HDP Sözcüsü: Hitler de son seçiminde safkan milletvekillerine oy istemişti

HDP Sözcüsü: Hitler de son seçiminde safkan milletvekillerine oy istemişti
Halkların Demokratik Partisi (HDP) Sözcüsü Ayhan Bilgen, Cumhurbaşkanı Recep Tayyip Erdoğan'ın '550 yerli ve milli milletvekili istiyorum' sözüne Hitler'i örnek göstererek cevap verdi. Bilgen, "Hırsızlığın siyasette hiçbir önemi yok, şaibenin, iş takipçiliğinin hiçbir önemi yok olacak ki yerlilik ve millik duygusu başka bir şeyi hatırlatıyor bize; Almanya'da demokrasinin tümüyle askıya alındığı Hitler'in aktör olduğu son seçimlerde de safkan milletvekillerine oy isteme çabası vardı." dedi.

HDP Sözcüsü Ayhan Bilgen, gündeme ilişkin değerlendirmelerde bulundu. Savaşın başlamasının, çatışmaların, her gün insanların kaybediliyor olmasının sebebinin çözüm süreci olmadığını belirten Bilgen, "Tam tersine çözüm sürecinin iyi yönetilememesi, çözüm sürecinin gereklerinin yerine getirilememesi ve çözüm sürecinden vazgeçilmesidir. Eğer çözüm sürecini savaşın sebebi, ölümlerin sebebi diye yorumlarsanız geriye askeri çözüm hevesinden başka bir şey kalmaz.
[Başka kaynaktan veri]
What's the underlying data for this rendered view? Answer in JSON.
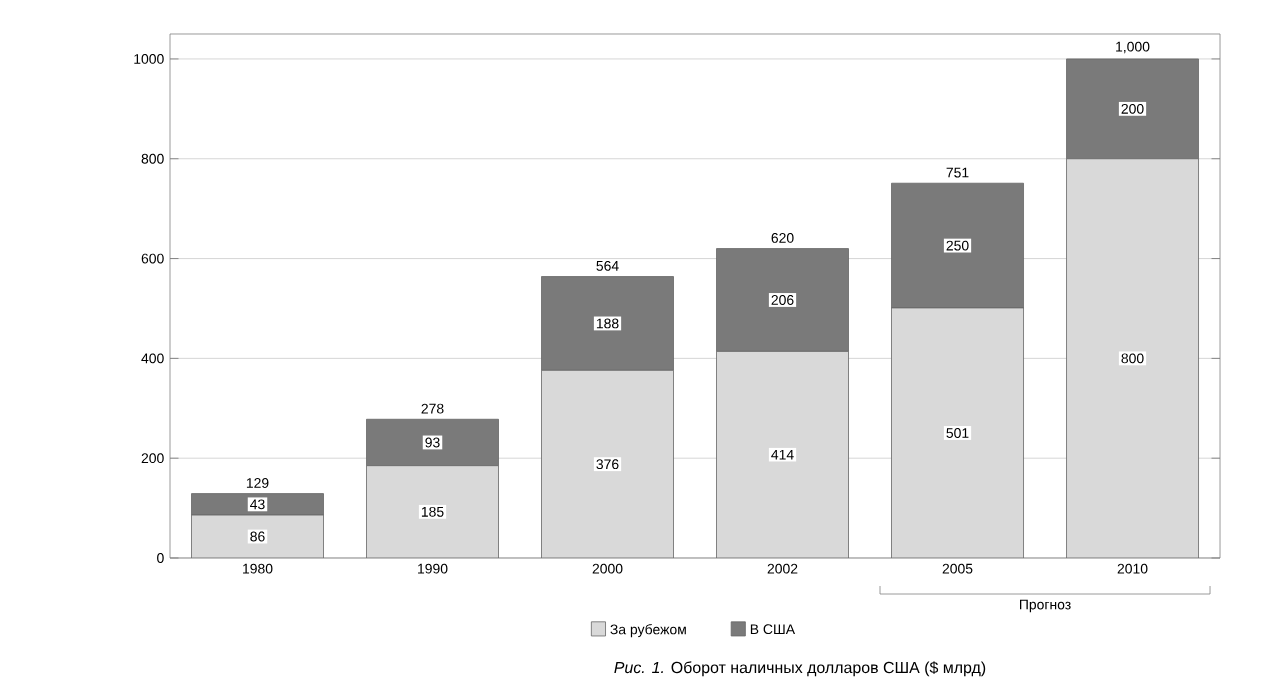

Bu yol denenmiştir, Türkiye yeterince ağır fatura ve bedel ödemiştir yeniden başka ellerle yeni yüzlerle bu yolu denemeye kalkmanın ne akılcı ne de insani bir tarafı vardır." diye konuştu. 'Çözüm süreci hiç başlamasaydı' gibi yorum ve yaklaşımların bu sorunu hiç bilmemekten kaynaklandığını kaydeden Bilgen, "Bu sorunu hiç anlamamaktan kaynaklanıyor. Bizi yalan söylemekle, yalan üzerine siyaset yürütmekle itham edenlere tek bir şeyi hatırlatmak istiyorum. Kursağında haram lokma bulunanın, sırtında haram hırka bulunanların kimseye yalan konusunda ders verme hakkı ve haddi olamaz." dedi.

"YUNANİSTAN'DA, ALMANYA'DA PARLAMENTOYA GİREN TÜRK VEKİLLER HAİN Mİ?"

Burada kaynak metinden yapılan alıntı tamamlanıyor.